As Vicki learned to take better care of herself spiritually, she learned to look after herself physically as well, which meant losing over 30 pounds that she’d carrying since Elizabeth was born. She found a program called “Beachbody,” and liked it so much she now sells it to others.

She’s even recruited Ian. They just returned from a cruise, in which one of the world’s largest ships was taken over by hundreds of Beachbody participants who did their workouts on the top deck and ate healthy foods for five days.

“Energetic people.” Vicki said.

Now she has professional goals to go with the personal ones. “It’s all about progress,” she said. “Not perfection.”

Lightning Round — Vicki Weslek

What do you always have with you?  My purse.

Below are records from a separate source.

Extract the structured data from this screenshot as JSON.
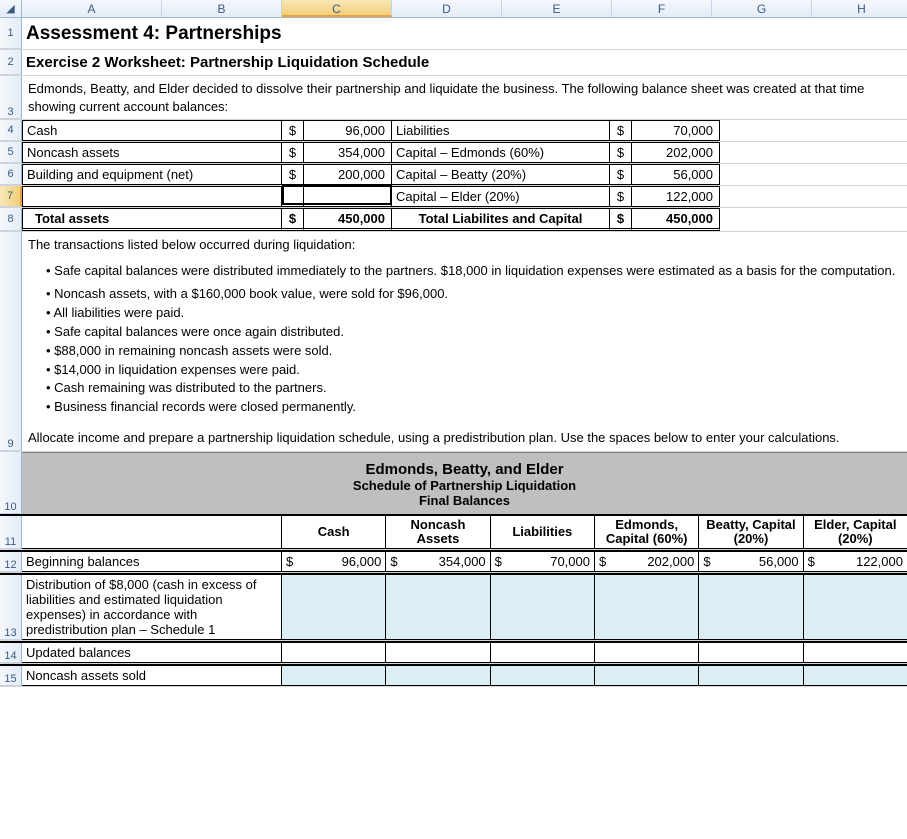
{
  "columns": [
    "A",
    "B",
    "C",
    "D",
    "E",
    "F",
    "G",
    "H"
  ],
  "selected_column": "C",
  "row_labels": [
    "1",
    "2",
    "3",
    "4",
    "5",
    "6",
    "7",
    "8",
    "9",
    "10",
    "11",
    "12",
    "13",
    "14",
    "15"
  ],
  "selected_row": "7",
  "title": "Assessment 4:  Partnerships",
  "subtitle": "Exercise 2 Worksheet: Partnership Liquidation Schedule",
  "intro": "Edmonds, Beatty, and Elder decided to dissolve their partnership and liquidate the business. The following balance sheet was created at that time showing current account balances:",
  "balance_sheet": {
    "rows": [
      {
        "leftLabel": "Cash",
        "leftVal": "96,000",
        "rightLabel": "Liabilities",
        "rightVal": "70,000"
      },
      {
        "leftLabel": "Noncash assets",
        "leftVal": "354,000",
        "rightLabel": "Capital – Edmonds (60%)",
        "rightVal": "202,000"
      },
      {
        "leftLabel": "Building and equipment (net)",
        "leftVal": "200,000",
        "rightLabel": "Capital – Beatty (20%)",
        "rightVal": "56,000"
      },
      {
        "leftLabel": "",
        "leftVal": "",
        "rightLabel": "Capital – Elder (20%)",
        "rightVal": "122,000"
      }
    ],
    "totals": {
      "leftLabel": "Total assets",
      "leftVal": "450,000",
      "rightLabel": "Total Liabilites and Capital",
      "rightVal": "450,000"
    }
  },
  "transactions_intro": "The transactions listed below occurred during liquidation:",
  "bullets_first": "Safe capital balances were distributed immediately to the partners. $18,000 in liquidation expenses were estimated as a basis for the computation.",
  "bullets": [
    "Noncash assets, with a $160,000 book value, were sold for $96,000.",
    "All liabilities were paid.",
    "Safe capital balances were once again distributed.",
    "$88,000 in remaining noncash assets were sold.",
    "$14,000 in liquidation expenses were paid.",
    "Cash remaining was distributed to the partners.",
    "Business financial records were closed permanently."
  ],
  "allocate_text": "Allocate income and prepare a partnership liquidation schedule, using a predistribution plan. Use the spaces below to enter your calculations.",
  "schedule": {
    "header1": "Edmonds, Beatty, and Elder",
    "header2": "Schedule of Partnership Liquidation",
    "header3": "Final Balances",
    "columns": [
      "Cash",
      "Noncash Assets",
      "Liabilities",
      "Edmonds, Capital (60%)",
      "Beatty, Capital (20%)",
      "Elder, Capital (20%)"
    ],
    "rows": [
      {
        "label": "Beginning balances",
        "vals": [
          "96,000",
          "354,000",
          "70,000",
          "202,000",
          "56,000",
          "122,000"
        ],
        "blue": false
      },
      {
        "label": "Distribution of $8,000 (cash in excess of liabilities and estimated liquidation expenses) in accordance with predistribution plan – Schedule 1",
        "vals": [
          "",
          "",
          "",
          "",
          "",
          ""
        ],
        "blue": true
      },
      {
        "label": "Updated balances",
        "vals": [
          "",
          "",
          "",
          "",
          "",
          ""
        ],
        "blue": false
      },
      {
        "label": "Noncash assets sold",
        "vals": [
          "",
          "",
          "",
          "",
          "",
          ""
        ],
        "blue": true
      }
    ]
  },
  "chart_data": {
    "type": "table",
    "title": "Balance Sheet at Liquidation",
    "assets": [
      {
        "item": "Cash",
        "value": 96000
      },
      {
        "item": "Noncash assets",
        "value": 354000
      },
      {
        "item": "Building and equipment (net)",
        "value": 200000
      }
    ],
    "total_assets": 450000,
    "liabilities_and_capital": [
      {
        "item": "Liabilities",
        "value": 70000
      },
      {
        "item": "Capital – Edmonds (60%)",
        "value": 202000
      },
      {
        "item": "Capital – Beatty (20%)",
        "value": 56000
      },
      {
        "item": "Capital – Elder (20%)",
        "value": 122000
      }
    ],
    "total_liabilities_and_capital": 450000,
    "liquidation_schedule_beginning": {
      "Cash": 96000,
      "Noncash Assets": 354000,
      "Liabilities": 70000,
      "Edmonds Capital 60%": 202000,
      "Beatty Capital 20%": 56000,
      "Elder Capital 20%": 122000
    }
  }
}
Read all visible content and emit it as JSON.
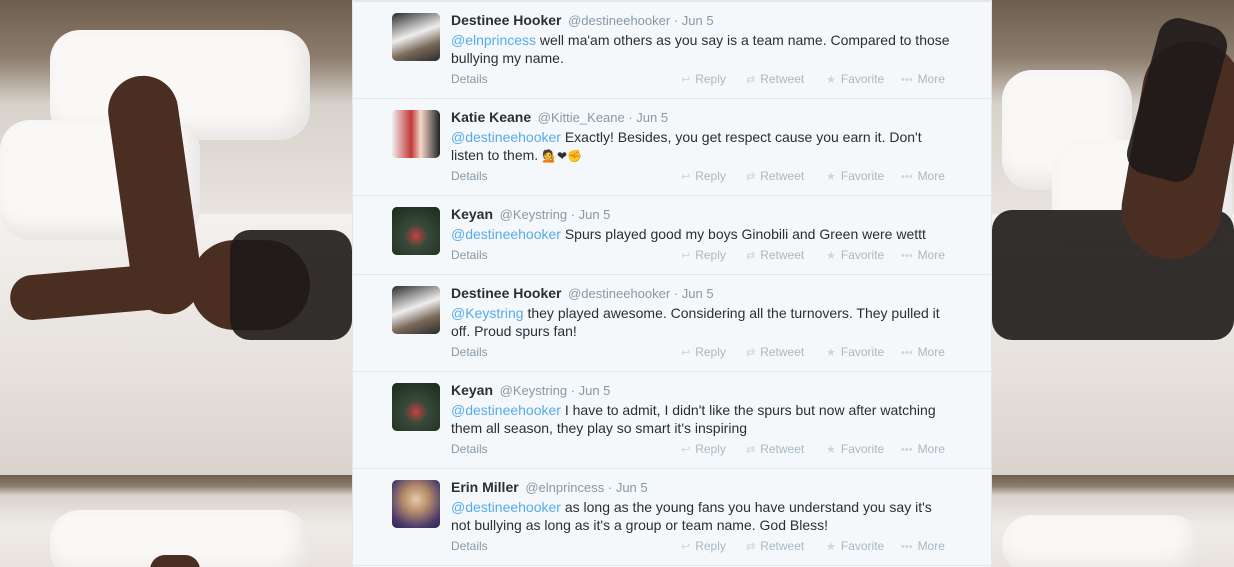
{
  "tweets": [
    {
      "fullname": "Destinee Hooker",
      "screenname": "@destineehooker",
      "time": "· Jun 5",
      "mention": "@elnprincess",
      "text": " well ma'am others as you say is a team name. Compared to those bullying my name.",
      "emoji": ""
    },
    {
      "fullname": "Katie Keane",
      "screenname": "@Kittie_Keane",
      "time": "· Jun 5",
      "mention": "@destineehooker",
      "text": " Exactly! Besides, you get respect cause you earn it. Don't listen to them. ",
      "emoji": "💁❤✊"
    },
    {
      "fullname": "Keyan",
      "screenname": "@Keystring",
      "time": "· Jun 5",
      "mention": "@destineehooker",
      "text": " Spurs played good my boys Ginobili and Green were wettt",
      "emoji": ""
    },
    {
      "fullname": "Destinee Hooker",
      "screenname": "@destineehooker",
      "time": "· Jun 5",
      "mention": "@Keystring",
      "text": " they played awesome. Considering all the turnovers. They pulled it off. Proud spurs fan!",
      "emoji": ""
    },
    {
      "fullname": "Keyan",
      "screenname": "@Keystring",
      "time": "· Jun 5",
      "mention": "@destineehooker",
      "text": " I have to admit, I didn't like the spurs but now after watching them all season, they play so smart it's inspiring",
      "emoji": ""
    },
    {
      "fullname": "Erin Miller",
      "screenname": "@elnprincess",
      "time": "· Jun 5",
      "mention": "@destineehooker",
      "text": " as long as the young fans you have understand you say it's not bullying as long as it's a group or team name. God Bless!",
      "emoji": ""
    }
  ],
  "actions": {
    "details": "Details",
    "reply": "Reply",
    "retweet": "Retweet",
    "favorite": "Favorite",
    "more": "More"
  },
  "icons": {
    "reply": "reply-icon",
    "retweet": "retweet-icon",
    "favorite": "star-icon",
    "more": "ellipsis-icon"
  },
  "colors": {
    "link": "#55acee",
    "text": "#292f33",
    "muted": "#8899a6",
    "action": "#aab8c2",
    "timeline_bg": "#f5f8fa"
  }
}
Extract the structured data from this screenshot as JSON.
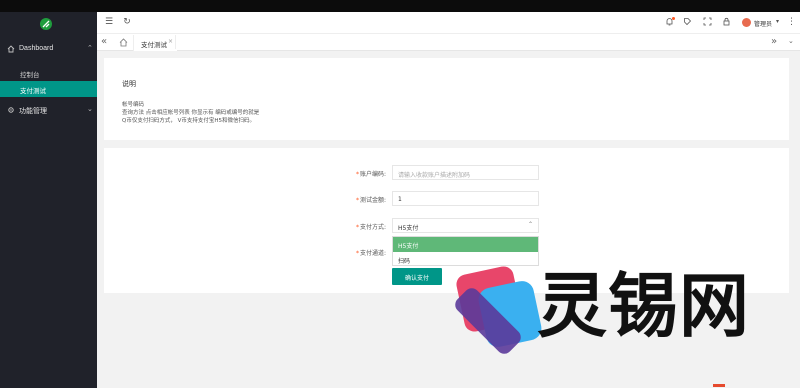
{
  "sidebar": {
    "groups": [
      {
        "label": "Dashboard",
        "icon": "home-icon",
        "items": [
          {
            "label": "控制台"
          },
          {
            "label": "支付测试",
            "active": true
          }
        ]
      },
      {
        "label": "功能管理",
        "icon": "gear-icon"
      }
    ]
  },
  "header": {
    "admin_name": "管理员",
    "icons": [
      "menu-toggle-icon",
      "refresh-icon",
      "notification-bell-icon",
      "theme-icon",
      "fullscreen-icon",
      "lock-icon",
      "more-icon"
    ]
  },
  "tabs": [
    {
      "label": "支付测试",
      "close": "×"
    }
  ],
  "info_card": {
    "title": "说明",
    "lines": [
      "帐号编码",
      "查询方法 点击相应帐号列表 你显示有 编码或编号的就是",
      "Q币仅支付扫码方式， V币支持支付宝H5和微信扫码。"
    ]
  },
  "form": {
    "account_label": "账户编码:",
    "account_placeholder": "请输入收款账户描述附加码",
    "amount_label": "测试金额:",
    "amount_value": "1",
    "method_label": "支付方式:",
    "method_value": "H5支付",
    "method_options": [
      "H5支付",
      "扫码"
    ],
    "channel_label": "支付通道:",
    "submit_label": "确认支付"
  },
  "watermark": {
    "text": "灵锡网",
    "colors": {
      "pink": "#e8466a",
      "blue": "#3ab0f0",
      "purple": "#5b3a9a"
    }
  },
  "colors": {
    "sidebar_bg": "#20222a",
    "accent": "#009688",
    "option_selected": "#5fb878",
    "required": "#ff5722"
  }
}
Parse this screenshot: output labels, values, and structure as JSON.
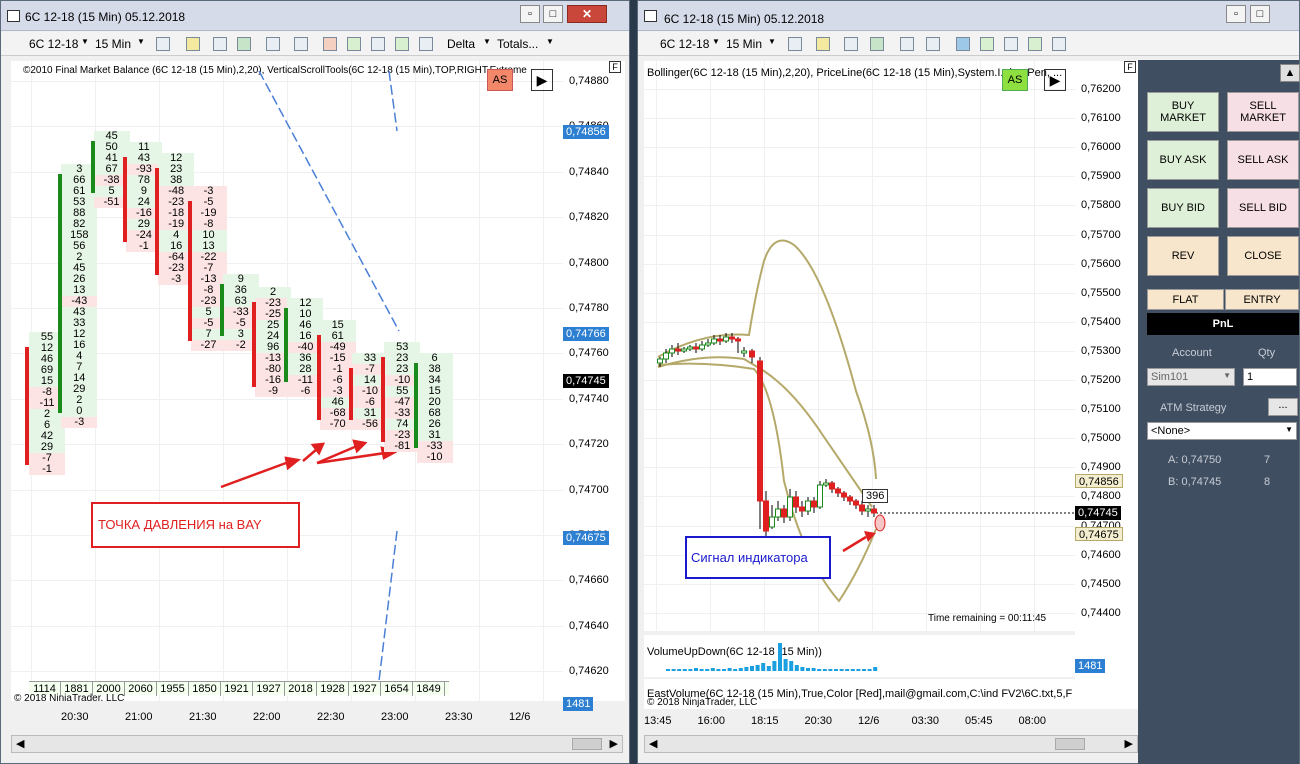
{
  "left": {
    "title": "6C 12-18 (15 Min)  05.12.2018",
    "toolbar": {
      "instrument": "6C 12-18",
      "interval": "15 Min",
      "delta": "Delta",
      "totals": "Totals..."
    },
    "indicator_label": "©2010 Final Market Balance  (6C 12-18 (15 Min),2,20), VerticalScrollTools(6C 12-18 (15 Min),TOP,RIGHT,Extreme",
    "as": "AS",
    "f": "F",
    "prices": [
      "0,74880",
      "0,74860",
      "0,74840",
      "0,74820",
      "0,74800",
      "0,74780",
      "0,74760",
      "0,74740",
      "0,74720",
      "0,74700",
      "0,74680",
      "0,74660",
      "0,74640",
      "0,74620"
    ],
    "tags": {
      "high": "0,74856",
      "mid": "0,74766",
      "last": "0,74745",
      "low": "0,74675",
      "vol": "1481"
    },
    "times": [
      "20:30",
      "21:00",
      "21:30",
      "22:00",
      "22:30",
      "23:00",
      "23:30",
      "12/6"
    ],
    "volumes": [
      "1114",
      "1881",
      "2000",
      "2060",
      "1955",
      "1850",
      "1921",
      "1927",
      "2018",
      "1928",
      "1927",
      "1654",
      "1849"
    ],
    "annotation": "ТОЧКА ДАВЛЕНИЯ на BAY",
    "copyright": "© 2018 NinjaTrader, LLC",
    "footprint": [
      [
        "55",
        "12",
        "46",
        "69",
        "15",
        "-8",
        "-11",
        "2",
        "6",
        "42",
        "29",
        "-7",
        "-1"
      ],
      [
        "3",
        "66",
        "61",
        "53",
        "88",
        "82",
        "158",
        "56",
        "2",
        "45",
        "26",
        "13",
        "-43",
        "43",
        "33",
        "12",
        "16",
        "4",
        "7",
        "14",
        "29",
        "2",
        "0",
        "-3"
      ],
      [
        "45",
        "50",
        "41",
        "67",
        "-38",
        "5",
        "-51"
      ],
      [
        "11",
        "43",
        "-93",
        "78",
        "9",
        "24",
        "-16",
        "29",
        "-24",
        "-1"
      ],
      [
        "12",
        "23",
        "38",
        "-48",
        "-23",
        "-18",
        "-19",
        "4",
        "16",
        "-64",
        "-23",
        "-3"
      ],
      [
        "-3",
        "-5",
        "-19",
        "-8",
        "10",
        "13",
        "-22",
        "-7",
        "-13",
        "-8",
        "-23",
        "5",
        "-5",
        "7",
        "-27"
      ],
      [
        "9",
        "36",
        "63",
        "-33",
        "-5",
        "3",
        "-2"
      ],
      [
        "2",
        "-23",
        "-25",
        "25",
        "24",
        "96",
        "-13",
        "-80",
        "-16",
        "-9"
      ],
      [
        "12",
        "10",
        "46",
        "16",
        "-40",
        "36",
        "28",
        "-11",
        "-6"
      ],
      [
        "15",
        "61",
        "-49",
        "-15",
        "-1",
        "-6",
        "-3",
        "46",
        "-68",
        "-70"
      ],
      [
        "33",
        "-7",
        "14",
        "-10",
        "-6",
        "31",
        "-56"
      ],
      [
        "53",
        "23",
        "23",
        "-10",
        "55",
        "-47",
        "-33",
        "74",
        "-23",
        "-81"
      ],
      [
        "6",
        "38",
        "34",
        "15",
        "20",
        "68",
        "26",
        "31",
        "-33",
        "-10"
      ]
    ]
  },
  "right": {
    "title": "6C 12-18 (15 Min)  05.12.2018",
    "toolbar": {
      "instrument": "6C 12-18",
      "interval": "15 Min"
    },
    "indicator_label": "Bollinger(6C 12-18 (15 Min),2,20), PriceLine(6C 12-18 (15 Min),System.I...ing.Pen, ...",
    "as": "AS",
    "f": "F",
    "prices": [
      "0,76200",
      "0,76100",
      "0,76000",
      "0,75900",
      "0,75800",
      "0,75700",
      "0,75600",
      "0,75500",
      "0,75400",
      "0,75300",
      "0,75200",
      "0,75100",
      "0,75000",
      "0,74900",
      "0,74800",
      "0,74700",
      "0,74600",
      "0,74500",
      "0,74400"
    ],
    "tags": {
      "high": "0,74856",
      "mid": "0,74745",
      "low": "0,74675",
      "vol": "1481"
    },
    "time_remaining": "Time remaining = 00:11:45",
    "signal": "Сигнал индикатора",
    "box_value": "396",
    "vol_label": "VolumeUpDown(6C 12-18 (15 Min))",
    "east_label": "EastVolume(6C 12-18 (15 Min),True,Color [Red],mail@gmail.com,C:\\ind FV2\\6C.txt,5,F",
    "copyright": "© 2018 NinjaTrader, LLC",
    "times": [
      "13:45",
      "16:00",
      "18:15",
      "20:30",
      "12/6",
      "03:30",
      "05:45",
      "08:00"
    ]
  },
  "panel": {
    "buy_market": "BUY MARKET",
    "sell_market": "SELL MARKET",
    "buy_ask": "BUY ASK",
    "sell_ask": "SELL ASK",
    "buy_bid": "BUY BID",
    "sell_bid": "SELL BID",
    "rev": "REV",
    "close": "CLOSE",
    "flat": "FLAT",
    "entry": "ENTRY",
    "pnl": "PnL",
    "account_label": "Account",
    "qty_label": "Qty",
    "account": "Sim101",
    "qty": "1",
    "atm_label": "ATM Strategy",
    "atm_value": "<None>",
    "ellipsis": "...",
    "a_label": "A: 0,74750",
    "a_qty": "7",
    "b_label": "B: 0,74745",
    "b_qty": "8"
  },
  "colors": {
    "up": "#1a8a1a",
    "down": "#e02020",
    "tag_blue": "#2c7fd1",
    "annotation": "#e02020",
    "signal": "#1a1acc",
    "bollinger": "#b5a96a"
  }
}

Favorite place on Shelter Island?  Menhaden Lane in spring before the green, biting flies come out.

Last time you were elated?  On a five-day Beachbody cruise out of Fort Lauderdale, I was elated the whole time.

What exasperates you?  My schedule, finding the time to get it all done.

Best day of the year on Shelter Island?  Any day in September.

Favorite movie or book?  ‘The School of Greatness,’ by Lewis Howes, a lifestyle entrepreneur.

Favorite food?  Indian food.

Favorite person, living or dead, who is not a member of the family?  Kathy Lynch, she’s lived here about 10 years, but she’s connected as if she’s been here forever.

Favorite elected official?  Cory Booker, U.S. Senator from New Jersey.